How remote work could change California cities

Powell Street in San Francisco, normally a bustling tourist and shopping destination, remains empty on May 7, 2020. Photo by Anne Wernikoff for CalMatters

Many tech employees may never return to their offices in San Francisco or Silicon Valley as jobs go and stay remote, presaging a massive political and cultural shift as workers flee from crowded, expensive cities to quieter, cheaper parts of California. 

Two-thirds of Bay Area tech workers would consider leaving the region if they had the option to work remotely. And many do — Twitter, Square, Coinbase and other tech giants recently announced most employees could work from home forever. Meanwhile, two-thirds of Sacramento residents said they want to work from home at least twice a week even after the pandemic ends. And wealthy Californians are leaving San Francisco and Los Angeles and snapping up estates in Napa, Pebble Beach and Lake Tahoe

But while the state’s digital transition could expand opportunity to those outside traditional coastal job hubs, it could also shut out the 36% of Californians — primarily in rural and low-income households — without broadband access at home, as well as essential workers, who are primarily Black and Latino.

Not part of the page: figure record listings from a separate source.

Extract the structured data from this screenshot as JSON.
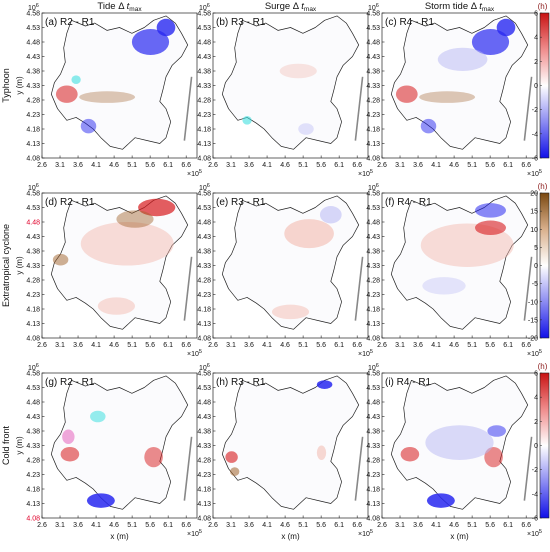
{
  "figure": {
    "col_titles": [
      {
        "pre": "Tide Δ ",
        "var": "t",
        "sub": "max"
      },
      {
        "pre": "Surge Δ ",
        "var": "t",
        "sub": "max"
      },
      {
        "pre": "Storm tide Δ ",
        "var": "t",
        "sub": "max"
      }
    ],
    "row_titles": [
      "Typhoon",
      "Extratropical cyclone",
      "Cold front"
    ],
    "colorbar_unit": "(h)"
  },
  "chart_data": {
    "type": "heatmap",
    "xlabel": "x (m)",
    "ylabel": "y (m)",
    "x_ticks": [
      "2.6",
      "3.1",
      "3.6",
      "4.1",
      "4.6",
      "5.1",
      "5.6",
      "6.1",
      "6.6"
    ],
    "x_tick_values": [
      2.6,
      3.1,
      3.6,
      4.1,
      4.6,
      5.1,
      5.6,
      6.1,
      6.6
    ],
    "x_scale": "×10",
    "x_exp": "5",
    "y_ticks": [
      "4.58",
      "4.53",
      "4.48",
      "4.43",
      "4.38",
      "4.33",
      "4.28",
      "4.23",
      "4.18",
      "4.13",
      "4.08"
    ],
    "y_tick_values": [
      4.58,
      4.53,
      4.48,
      4.43,
      4.38,
      4.33,
      4.28,
      4.23,
      4.18,
      4.13,
      4.08
    ],
    "y_scale": "10",
    "y_exp": "6",
    "xlim": [
      2.6,
      6.9
    ],
    "ylim": [
      4.08,
      4.58
    ],
    "panels": [
      {
        "label": "(a) R2 - R1",
        "row": 0,
        "col": 0
      },
      {
        "label": "(b) R3 - R1",
        "row": 0,
        "col": 1
      },
      {
        "label": "(c) R4 - R1",
        "row": 0,
        "col": 2
      },
      {
        "label": "(d) R2 - R1",
        "row": 1,
        "col": 0
      },
      {
        "label": "(e) R3 - R1",
        "row": 1,
        "col": 1
      },
      {
        "label": "(f) R4 - R1",
        "row": 1,
        "col": 2
      },
      {
        "label": "(g) R2 - R1",
        "row": 2,
        "col": 0
      },
      {
        "label": "(h) R3 - R1",
        "row": 2,
        "col": 1
      },
      {
        "label": "(i) R4 - R1",
        "row": 2,
        "col": 2
      }
    ],
    "colorbars": [
      {
        "row": 0,
        "range": [
          -6,
          6
        ],
        "ticks": [
          6,
          4,
          2,
          0,
          -2,
          -4,
          -6
        ],
        "colormap": "blue-white-red"
      },
      {
        "row": 1,
        "range": [
          -20,
          20
        ],
        "ticks": [
          20,
          15,
          10,
          5,
          0,
          -5,
          -10,
          -15,
          -20
        ],
        "colormap": "blue-white-brown"
      },
      {
        "row": 2,
        "range": [
          -6,
          6
        ],
        "ticks": [
          6,
          4,
          2,
          0,
          -2,
          -4,
          -6
        ],
        "colormap": "blue-white-red"
      }
    ],
    "highlighted_y_ticks": [
      {
        "row": 1,
        "col": 0,
        "tick": "4.48",
        "color": "#e0002a"
      },
      {
        "row": 2,
        "col": 0,
        "tick": "4.08",
        "color": "#e0002a"
      }
    ],
    "colors": {
      "positive": "#d7191c",
      "negative": "#2222ee",
      "brown": "#8c510a"
    }
  }
}
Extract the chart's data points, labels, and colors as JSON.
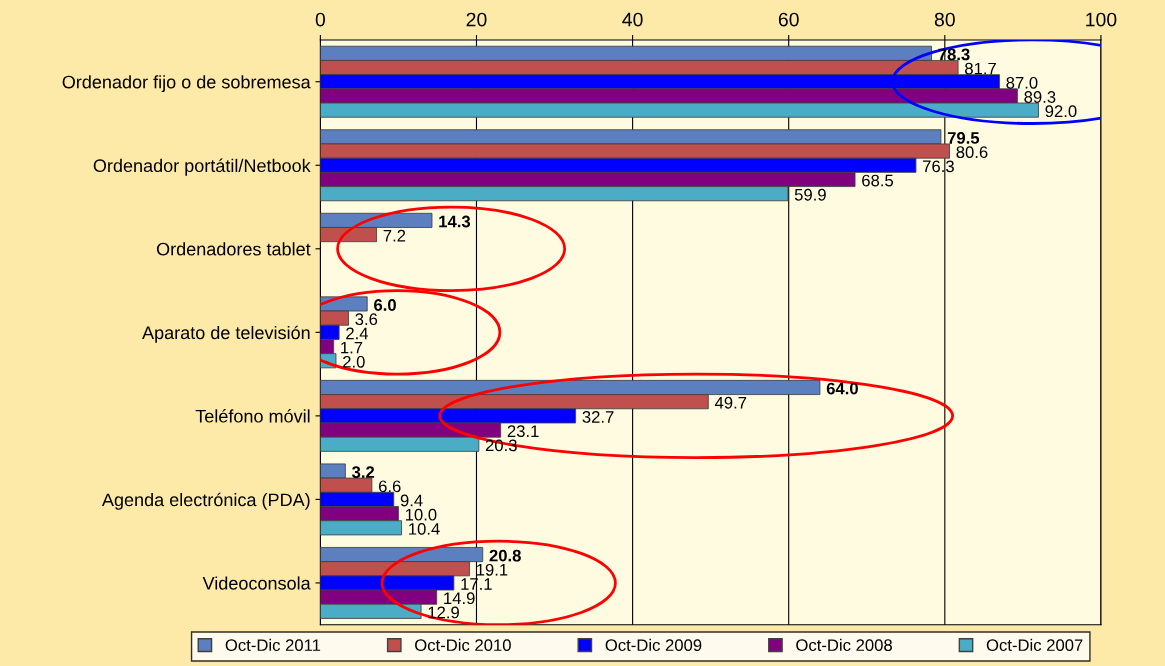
{
  "chart_data": {
    "type": "bar",
    "orientation": "horizontal",
    "categories": [
      "Ordenador fijo o de sobremesa",
      "Ordenador portátil/Netbook",
      "Ordenadores tablet",
      "Aparato de televisión",
      "Teléfono móvil",
      "Agenda electrónica (PDA)",
      "Videoconsola"
    ],
    "series": [
      {
        "name": "Oct-Dic 2011",
        "color": "#5b7fbf",
        "values": [
          78.3,
          79.5,
          14.3,
          6.0,
          64.0,
          3.2,
          20.8
        ],
        "value_labels": [
          "78.3",
          "79.5",
          "14.3",
          "6.0",
          "64.0",
          "3.2",
          "20.8"
        ]
      },
      {
        "name": "Oct-Dic 2010",
        "color": "#c0504d",
        "values": [
          81.7,
          80.6,
          7.2,
          3.6,
          49.7,
          6.6,
          19.1
        ],
        "value_labels": [
          "81.7",
          "80.6",
          "7.2",
          "3.6",
          "49.7",
          "6.6",
          "19.1"
        ]
      },
      {
        "name": "Oct-Dic 2009",
        "color": "#0000ff",
        "values": [
          87.0,
          76.3,
          null,
          2.4,
          32.7,
          9.4,
          17.1
        ],
        "value_labels": [
          "87.0",
          "76.3",
          null,
          "2.4",
          "32.7",
          "9.4",
          "17.1"
        ]
      },
      {
        "name": "Oct-Dic 2008",
        "color": "#800080",
        "values": [
          89.3,
          68.5,
          null,
          1.7,
          23.1,
          10.0,
          14.9
        ],
        "value_labels": [
          "89.3",
          "68.5",
          null,
          "1.7",
          "23.1",
          "10.0",
          "14.9"
        ]
      },
      {
        "name": "Oct-Dic 2007",
        "color": "#4bacc6",
        "values": [
          92.0,
          59.9,
          null,
          2.0,
          20.3,
          10.4,
          12.9
        ],
        "value_labels": [
          "92.0",
          "59.9",
          null,
          "2.0",
          "20.3",
          "10.4",
          "12.9"
        ]
      }
    ],
    "xlim": [
      0,
      100
    ],
    "xticks": [
      0,
      20,
      40,
      60,
      80,
      100
    ],
    "grid": "x",
    "legend": "bottom"
  }
}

As cities grapple with depleted revenues and closed cultural institutions, bars and restaurants, many are trying to revitalize city life through “streeteries” — outdoor dining in parking lots and roads — and “slow streets” encouraging bicyclists and pedestrians

The coronavirus bottom line: As of 9 p.m. Tuesday night, California had 400,769 confirmed coronavirus cases and 7,755 deaths from the virus, according to a CalMatters tracker.